Hertog Jan: A Perfect Night.
Loppemsestraat 48, 8210 Zedelgem, Belgium / 10 ноября 2016
First thing is to leave Bruges. Past the lines of modern quarters, through the local Beverly Hills. And suddenly you’re in an open field, rustic, without anything.
The house’s located right in the middle of the corn. Behind it, there’s a parking lot with cars just scattered around. Like from Peugeot 307 to Mercedes-AMG GT and Aston Martin DB9, barely accidently.
Then there comes reception, where they get you to go for a walk in their three stars kitchen garden; endless rows of whatever there is in the world from artichokes to nasturtiums are balking into the unrealistically perfectly trimmed lawn. So there you are wandering around with champagne, watching this really suspicious laser cut between the lawn and the garden: it’s so flat and clean that it could be fake; no moles, no dirt clods. It’s more like a full-scale maquette of a garden.
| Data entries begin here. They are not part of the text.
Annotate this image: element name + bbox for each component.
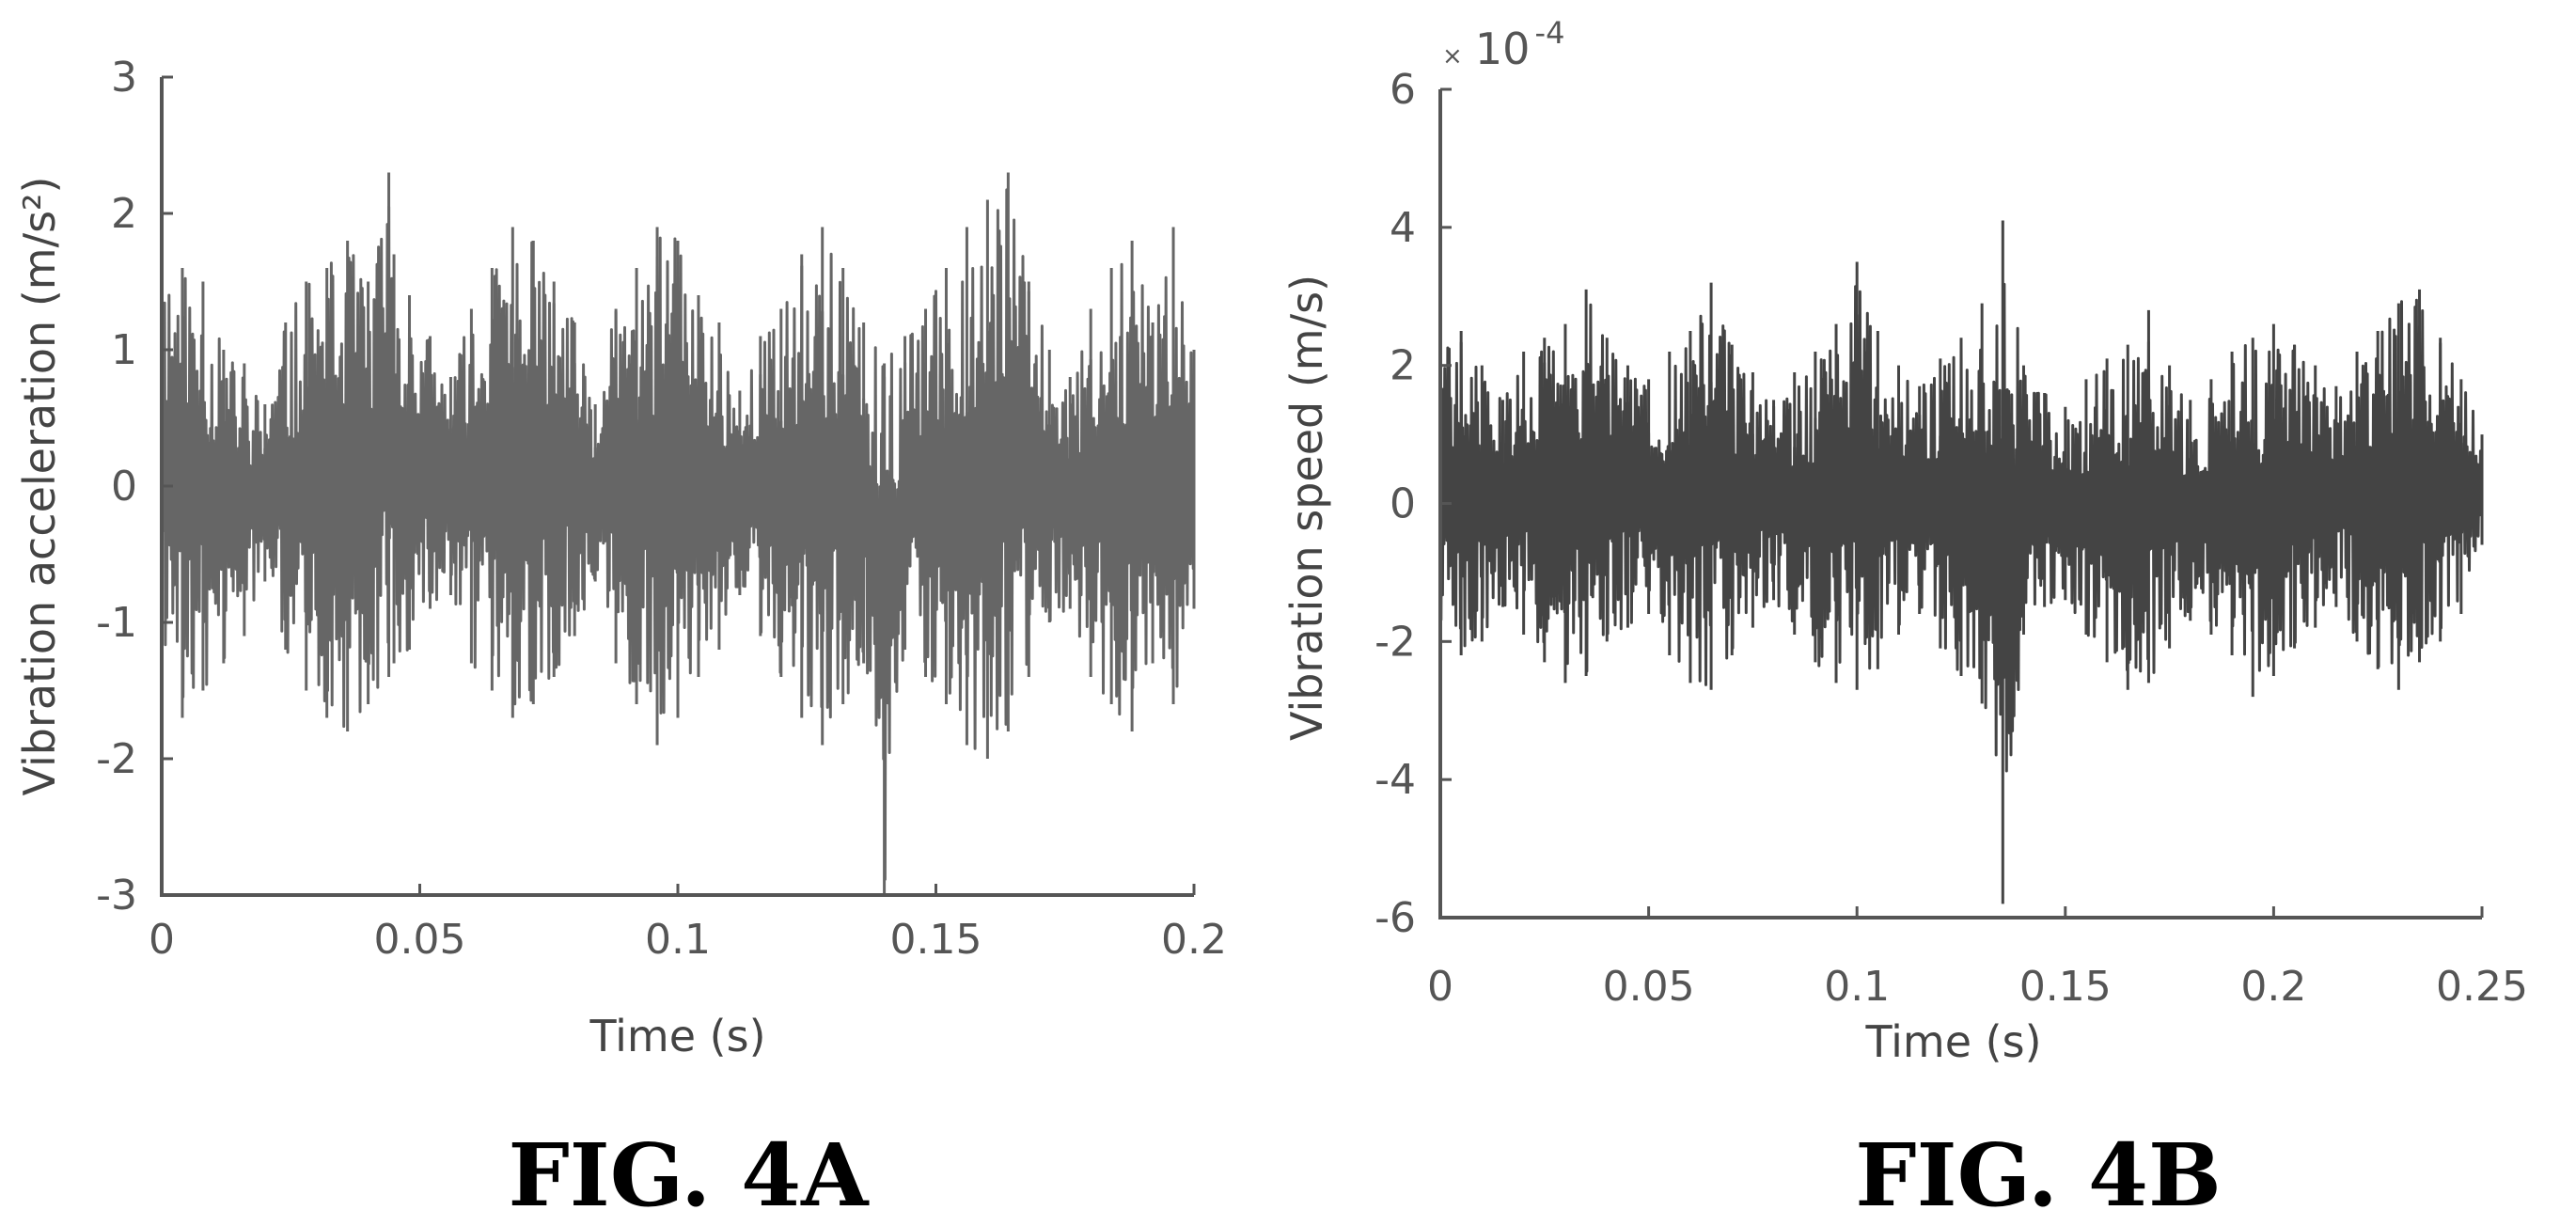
chart-4b-x-tick-label: 0 [1427,963,1453,1011]
chart-4a-x-tick-label: 0 [149,916,175,964]
chart-4a-y-tick-label: 3 [111,54,137,102]
chart-4b-y-tick-label: 0 [1390,480,1416,528]
chart-4b-y-tick-label: -6 [1374,894,1416,942]
chart-4a-x-tick-label: 0.1 [645,916,711,964]
chart-4b-y-tick-label: 2 [1390,342,1416,390]
chart-4a-x-tick-label: 0.2 [1161,916,1227,964]
chart-4a-plot [160,172,1196,895]
chart-4b-y-exponent-power: -4 [1535,15,1565,51]
chart-4b: -6 -4 -2 0 2 4 6 0 0.05 0.1 0.15 0.2 0.25 × 10 -4 T… [1281,15,2528,1226]
chart-4b-y-tick-label: -4 [1374,756,1416,804]
chart-4a-y-tick-label: 0 [111,463,137,511]
chart-4a-y-tick-label: -3 [96,872,137,920]
chart-4a-y-axis-title: Vibration acceleration (m/s²) [14,177,65,796]
chart-4b-x-tick-label: 0.1 [1824,963,1890,1011]
chart-4b-y-tick-label: 4 [1390,204,1416,252]
chart-4b-axes [1438,89,2482,920]
chart-4a-x-ticks: 0 0.05 0.1 0.15 0.2 [149,884,1227,964]
chart-4b-y-ticks: -6 -4 -2 0 2 4 6 [1374,66,1452,942]
chart-4a: -3 -2 -1 0 1 2 3 0 0.05 0.1 0.15 0.2 Time (s) Vibr… [14,54,1227,1226]
chart-4b-figure-label: FIG. 4B [1855,1124,2221,1226]
chart-4b-y-tick-label: 6 [1390,66,1416,114]
chart-4a-x-tick-label: 0.15 [890,916,982,964]
chart-4b-x-tick-label: 0.15 [2019,963,2112,1011]
chart-4a-y-ticks: -3 -2 -1 0 1 2 3 [96,54,173,920]
chart-4b-x-axis-title: Time (s) [1864,1016,2041,1067]
chart-4a-x-axis-title: Time (s) [589,1011,765,1061]
chart-4a-y-tick-label: 1 [111,326,137,374]
chart-4b-y-exponent: × 10 -4 [1442,15,1564,74]
chart-4b-x-tick-label: 0.05 [1603,963,1695,1011]
chart-4a-y-tick-label: -2 [96,735,137,783]
chart-4b-y-exponent-base: 10 [1475,24,1531,74]
chart-4b-y-tick-label: -2 [1374,618,1416,666]
chart-4b-y-exponent-times: × [1442,42,1463,71]
chart-4a-axes [160,77,1194,897]
chart-4b-plot [1438,220,2484,904]
chart-4a-y-tick-label: -1 [96,599,137,647]
chart-4b-x-tick-label: 0.25 [2436,963,2528,1011]
chart-4a-y-tick-label: 2 [111,190,137,238]
chart-4a-figure-label: FIG. 4A [508,1124,870,1226]
chart-4b-y-axis-title: Vibration speed (m/s) [1281,275,1332,741]
chart-4b-x-ticks: 0 0.05 0.1 0.15 0.2 0.25 [1427,906,2528,1011]
chart-4a-x-tick-label: 0.05 [374,916,466,964]
chart-4b-x-tick-label: 0.2 [2240,963,2306,1011]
Back in the house there’s a realm of ideal straight geometry and multiple textures that vary from smoked wood to black brick, but in general – almost a void, sort of some gentle post-industrial.
Besides, the guys are arranged everywhere. Seems like they quit modeling and moved here into the village for the permanent residence. During the night, ten of them are to be changed by the table. Neat.
The girls here resemble cargo: endlessly carrying full or empty trays putting them in/ taking them out of the transparent kitchen.
Well, then the food (from 130 to 485 per person per set, three stars, whatever).
The food is worth it.
Just worth it. That’s it.
Absolutely everything is good, needless to emphasize something in particular. Some things are simply good, others are indecently good.
The place definitely deserves a specially planned visit.
We took a six course set — 175eur (and three complements, each is like half of the course), plus wine, aperitifs and water = 559eur for two people. Definitely not for free. But again, it’s worth it.
PS: The only thing’s that when choosing the menu on their site (and it must be chosen when booking), I’d recommend lying that you have an allergy to … black caviar. I mean this is not a place for caviar. They value it way too much, so the dishes with it are really stupid. They’d better be replaced with something more talented.